Convergence of these series $$\sum_{n=1}^\infty \frac{2nx^{n}}{(n+1)^{2}3^{n}} \tag{1}$$
$$\sum_{n=1}^\infty x^{n}\tan\frac{x}{4^{n}}\tag{2}$$
Is there any good article that describes an equivalents like if $$ \lim_{n\to\infty} \sin\frac{2\pi}{3^{n}} \sim \frac{2\pi}{3^{n}}\tag{3}$$
(am I right about $(3)$?)
 A: $\lim_{n\to\infty} \sin\frac{2\pi}{3^{n}} \sim \frac{2\pi}{3^{n}}\tag{3}$ Is correct since $\lim_{x\to 0 }  \dfrac{sinx}{x}=1$ and since sinus is continuous this holds for any sequence 
 ${x_n\to 0}$
A: The assertion
$$ \lim_{x\to\infty} \sin\frac{2\pi}{3^{n}} \sim \frac{2\pi}{3^{n}}$$
is perhaps not precise enough for our needs. But it can be made precise, in a form useful for Ratio Test calculations. 
We have 
$$\lim_{t\to 0}\frac{\sin t}{t}=1.$$
We can replace $\sin\left(\frac{2\pi}{3^n}\right)$ by 
$$\frac{\sin\left(\frac{2\pi}{3^n}\right)}{\frac{2\pi}{3^n}}\frac{2\pi}{3^n}.$$
The first term goes safely to $1$, while $\frac{2\pi}{3^n}$ "plays nicely" with the Ratio Test. 

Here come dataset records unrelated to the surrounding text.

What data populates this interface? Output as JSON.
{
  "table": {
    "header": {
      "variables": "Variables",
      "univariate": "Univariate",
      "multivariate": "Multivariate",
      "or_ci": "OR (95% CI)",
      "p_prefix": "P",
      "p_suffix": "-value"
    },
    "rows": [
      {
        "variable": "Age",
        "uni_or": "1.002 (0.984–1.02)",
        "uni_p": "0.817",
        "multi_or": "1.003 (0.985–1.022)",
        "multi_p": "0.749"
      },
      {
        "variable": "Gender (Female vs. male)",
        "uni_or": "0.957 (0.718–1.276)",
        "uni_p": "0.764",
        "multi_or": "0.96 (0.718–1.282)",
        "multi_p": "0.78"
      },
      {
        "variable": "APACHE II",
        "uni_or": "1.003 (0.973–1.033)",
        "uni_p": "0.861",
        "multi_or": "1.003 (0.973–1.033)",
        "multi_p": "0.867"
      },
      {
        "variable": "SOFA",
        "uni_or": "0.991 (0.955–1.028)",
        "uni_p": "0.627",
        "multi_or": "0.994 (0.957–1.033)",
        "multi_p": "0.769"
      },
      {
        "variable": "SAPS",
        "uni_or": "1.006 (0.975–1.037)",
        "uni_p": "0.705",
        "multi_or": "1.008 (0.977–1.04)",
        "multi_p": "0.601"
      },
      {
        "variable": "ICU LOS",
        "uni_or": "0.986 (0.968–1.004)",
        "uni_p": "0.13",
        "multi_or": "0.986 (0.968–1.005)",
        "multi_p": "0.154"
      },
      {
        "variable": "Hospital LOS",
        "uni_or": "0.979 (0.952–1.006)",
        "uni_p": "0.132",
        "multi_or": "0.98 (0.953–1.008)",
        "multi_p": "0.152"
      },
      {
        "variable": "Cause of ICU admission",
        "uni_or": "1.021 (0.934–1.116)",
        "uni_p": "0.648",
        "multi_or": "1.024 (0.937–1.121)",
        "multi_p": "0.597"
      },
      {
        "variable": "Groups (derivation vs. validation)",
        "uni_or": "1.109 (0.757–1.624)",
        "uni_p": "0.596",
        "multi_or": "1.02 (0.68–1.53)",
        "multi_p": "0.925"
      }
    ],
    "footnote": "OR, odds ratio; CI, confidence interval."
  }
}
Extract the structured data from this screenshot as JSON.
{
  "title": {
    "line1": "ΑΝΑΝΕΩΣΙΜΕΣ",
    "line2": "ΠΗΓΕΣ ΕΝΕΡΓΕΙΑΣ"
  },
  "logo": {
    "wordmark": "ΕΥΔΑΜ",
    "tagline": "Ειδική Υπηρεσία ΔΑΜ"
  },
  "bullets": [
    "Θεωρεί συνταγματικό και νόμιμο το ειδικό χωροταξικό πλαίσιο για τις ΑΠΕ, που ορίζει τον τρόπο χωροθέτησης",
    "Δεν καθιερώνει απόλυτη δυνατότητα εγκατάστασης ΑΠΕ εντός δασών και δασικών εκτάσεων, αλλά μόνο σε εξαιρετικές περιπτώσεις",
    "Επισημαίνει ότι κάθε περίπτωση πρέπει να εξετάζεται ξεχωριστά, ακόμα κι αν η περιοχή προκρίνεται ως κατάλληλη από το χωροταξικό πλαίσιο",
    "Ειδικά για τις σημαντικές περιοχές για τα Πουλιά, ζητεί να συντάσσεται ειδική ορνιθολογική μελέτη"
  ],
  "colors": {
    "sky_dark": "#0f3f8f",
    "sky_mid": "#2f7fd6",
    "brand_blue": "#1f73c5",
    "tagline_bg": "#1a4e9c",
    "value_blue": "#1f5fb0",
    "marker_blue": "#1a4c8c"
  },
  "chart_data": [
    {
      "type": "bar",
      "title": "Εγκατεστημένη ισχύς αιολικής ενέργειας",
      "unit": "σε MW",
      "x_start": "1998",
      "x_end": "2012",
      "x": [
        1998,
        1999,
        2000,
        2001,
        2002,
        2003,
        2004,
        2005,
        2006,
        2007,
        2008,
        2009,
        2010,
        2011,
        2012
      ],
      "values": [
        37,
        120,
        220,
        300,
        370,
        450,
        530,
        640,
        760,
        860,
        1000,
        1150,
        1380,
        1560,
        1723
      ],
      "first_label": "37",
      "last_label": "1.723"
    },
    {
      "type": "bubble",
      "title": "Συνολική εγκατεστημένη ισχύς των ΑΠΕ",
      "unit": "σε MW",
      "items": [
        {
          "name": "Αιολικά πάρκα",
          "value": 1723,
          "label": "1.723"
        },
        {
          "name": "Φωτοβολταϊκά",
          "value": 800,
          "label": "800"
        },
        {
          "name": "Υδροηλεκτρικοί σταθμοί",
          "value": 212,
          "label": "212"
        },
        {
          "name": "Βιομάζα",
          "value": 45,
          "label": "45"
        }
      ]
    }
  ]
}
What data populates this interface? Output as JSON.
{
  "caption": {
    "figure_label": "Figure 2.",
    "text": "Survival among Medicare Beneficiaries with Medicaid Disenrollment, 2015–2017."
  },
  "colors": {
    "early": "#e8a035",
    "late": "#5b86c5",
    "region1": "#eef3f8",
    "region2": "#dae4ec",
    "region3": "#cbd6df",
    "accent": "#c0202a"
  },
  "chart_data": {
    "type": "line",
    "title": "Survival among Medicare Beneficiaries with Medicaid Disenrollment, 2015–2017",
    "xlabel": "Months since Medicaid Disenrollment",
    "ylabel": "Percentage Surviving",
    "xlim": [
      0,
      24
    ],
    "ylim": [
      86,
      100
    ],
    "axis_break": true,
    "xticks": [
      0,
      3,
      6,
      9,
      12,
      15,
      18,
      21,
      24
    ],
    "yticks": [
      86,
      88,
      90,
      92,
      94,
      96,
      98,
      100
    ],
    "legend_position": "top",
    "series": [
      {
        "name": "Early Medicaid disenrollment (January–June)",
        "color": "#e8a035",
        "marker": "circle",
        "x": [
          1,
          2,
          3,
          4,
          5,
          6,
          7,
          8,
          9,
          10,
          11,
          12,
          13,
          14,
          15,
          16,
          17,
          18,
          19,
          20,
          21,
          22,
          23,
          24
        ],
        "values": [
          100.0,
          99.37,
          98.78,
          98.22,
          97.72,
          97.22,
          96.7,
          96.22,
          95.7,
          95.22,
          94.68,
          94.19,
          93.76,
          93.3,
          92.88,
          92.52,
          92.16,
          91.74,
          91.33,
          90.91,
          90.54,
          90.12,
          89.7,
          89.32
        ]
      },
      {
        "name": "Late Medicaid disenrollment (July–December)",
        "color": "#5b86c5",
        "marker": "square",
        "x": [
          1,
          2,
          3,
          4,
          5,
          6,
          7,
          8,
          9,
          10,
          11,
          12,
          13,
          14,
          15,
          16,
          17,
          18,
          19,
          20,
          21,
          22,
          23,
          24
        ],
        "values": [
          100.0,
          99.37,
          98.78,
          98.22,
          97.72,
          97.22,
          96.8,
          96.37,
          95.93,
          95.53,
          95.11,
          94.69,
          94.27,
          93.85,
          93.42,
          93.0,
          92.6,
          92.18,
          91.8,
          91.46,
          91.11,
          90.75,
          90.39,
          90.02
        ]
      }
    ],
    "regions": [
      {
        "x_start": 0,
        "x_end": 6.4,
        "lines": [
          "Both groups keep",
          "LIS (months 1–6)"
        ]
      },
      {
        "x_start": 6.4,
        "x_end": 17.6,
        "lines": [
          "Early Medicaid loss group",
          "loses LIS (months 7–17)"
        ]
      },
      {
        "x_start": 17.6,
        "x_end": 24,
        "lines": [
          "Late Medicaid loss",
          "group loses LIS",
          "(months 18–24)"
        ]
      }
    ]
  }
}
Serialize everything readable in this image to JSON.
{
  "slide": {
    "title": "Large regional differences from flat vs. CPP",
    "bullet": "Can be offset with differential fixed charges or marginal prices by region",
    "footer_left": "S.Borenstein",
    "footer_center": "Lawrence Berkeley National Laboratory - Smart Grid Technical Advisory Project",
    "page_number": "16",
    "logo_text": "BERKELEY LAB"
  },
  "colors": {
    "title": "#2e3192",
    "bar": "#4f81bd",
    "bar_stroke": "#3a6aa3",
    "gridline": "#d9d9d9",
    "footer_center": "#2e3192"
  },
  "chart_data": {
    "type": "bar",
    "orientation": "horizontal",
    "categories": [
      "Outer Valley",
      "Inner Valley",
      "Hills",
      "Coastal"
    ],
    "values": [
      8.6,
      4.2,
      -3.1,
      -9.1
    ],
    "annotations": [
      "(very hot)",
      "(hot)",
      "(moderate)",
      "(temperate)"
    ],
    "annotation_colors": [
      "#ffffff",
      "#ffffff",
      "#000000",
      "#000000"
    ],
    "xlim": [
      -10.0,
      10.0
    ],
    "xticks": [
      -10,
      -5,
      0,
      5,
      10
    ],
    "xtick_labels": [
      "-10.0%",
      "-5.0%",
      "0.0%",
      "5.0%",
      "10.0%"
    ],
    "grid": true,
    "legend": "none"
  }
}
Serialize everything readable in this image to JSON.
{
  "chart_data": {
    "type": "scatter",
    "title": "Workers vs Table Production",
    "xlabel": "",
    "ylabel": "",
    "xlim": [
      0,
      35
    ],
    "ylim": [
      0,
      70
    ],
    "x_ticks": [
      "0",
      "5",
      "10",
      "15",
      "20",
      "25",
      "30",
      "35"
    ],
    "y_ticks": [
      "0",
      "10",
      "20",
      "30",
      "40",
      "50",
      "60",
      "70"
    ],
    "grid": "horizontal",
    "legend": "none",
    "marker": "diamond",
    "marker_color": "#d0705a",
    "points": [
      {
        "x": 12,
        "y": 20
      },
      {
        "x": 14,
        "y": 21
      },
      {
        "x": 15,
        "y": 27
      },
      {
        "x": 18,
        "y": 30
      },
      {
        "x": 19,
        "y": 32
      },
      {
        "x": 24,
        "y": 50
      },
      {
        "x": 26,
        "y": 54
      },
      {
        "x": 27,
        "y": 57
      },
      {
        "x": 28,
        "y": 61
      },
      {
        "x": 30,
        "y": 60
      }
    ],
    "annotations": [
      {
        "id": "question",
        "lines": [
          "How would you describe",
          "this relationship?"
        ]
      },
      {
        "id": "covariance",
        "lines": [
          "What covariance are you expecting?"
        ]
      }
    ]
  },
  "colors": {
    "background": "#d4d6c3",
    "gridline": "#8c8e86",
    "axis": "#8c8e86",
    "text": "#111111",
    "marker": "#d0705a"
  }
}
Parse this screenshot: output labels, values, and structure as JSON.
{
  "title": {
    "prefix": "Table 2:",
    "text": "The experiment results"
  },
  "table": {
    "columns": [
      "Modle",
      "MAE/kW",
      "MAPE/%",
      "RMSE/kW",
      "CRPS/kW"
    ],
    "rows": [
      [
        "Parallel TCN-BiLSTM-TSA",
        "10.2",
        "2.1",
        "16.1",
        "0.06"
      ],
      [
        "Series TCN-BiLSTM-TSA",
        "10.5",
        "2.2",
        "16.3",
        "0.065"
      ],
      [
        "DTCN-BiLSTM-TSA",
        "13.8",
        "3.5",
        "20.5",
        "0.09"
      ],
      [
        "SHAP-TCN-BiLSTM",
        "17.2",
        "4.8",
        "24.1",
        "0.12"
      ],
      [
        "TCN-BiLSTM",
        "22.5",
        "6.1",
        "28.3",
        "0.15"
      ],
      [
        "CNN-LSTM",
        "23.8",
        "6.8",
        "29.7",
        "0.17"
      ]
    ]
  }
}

We can do precisely the same thing with $\tan\left(\frac{x}{4^n}\right)$ for $x\ne 0$.  Since 
$$\lim_{t\to 0}\frac{\tan t}{t}=1,$$ 
use
$$\frac{\tan\left(\frac{x}{4^n}\right)}{\frac{x}{4^n}}\frac{x}{4^n}$$
in the Ratio Test limit calculation. The front part has limit $1$, so it ford not affect the Ratio Test limit. 
Remark: More informally, we can simply replace $\tan(x/4^n)$ by $x/4^n$. However, that is likely to be considered too informal in a homework problem when an important  focus of the course is careful justification. Later, when one is doing "real" work, we can be more casual, for we know that formal detail could be supplied. 
In answer to an earlier comment of yours, $\cos x$ is nearly $1$ if $x$ is close to $0$. But it can be useful to know that since the first $2$ terms of the power series of $\cos x$ are $1-\frac{x^2}{2}$, near $0$ the function $1-\cos x$ behaves like $\frac{x^2}{2}$.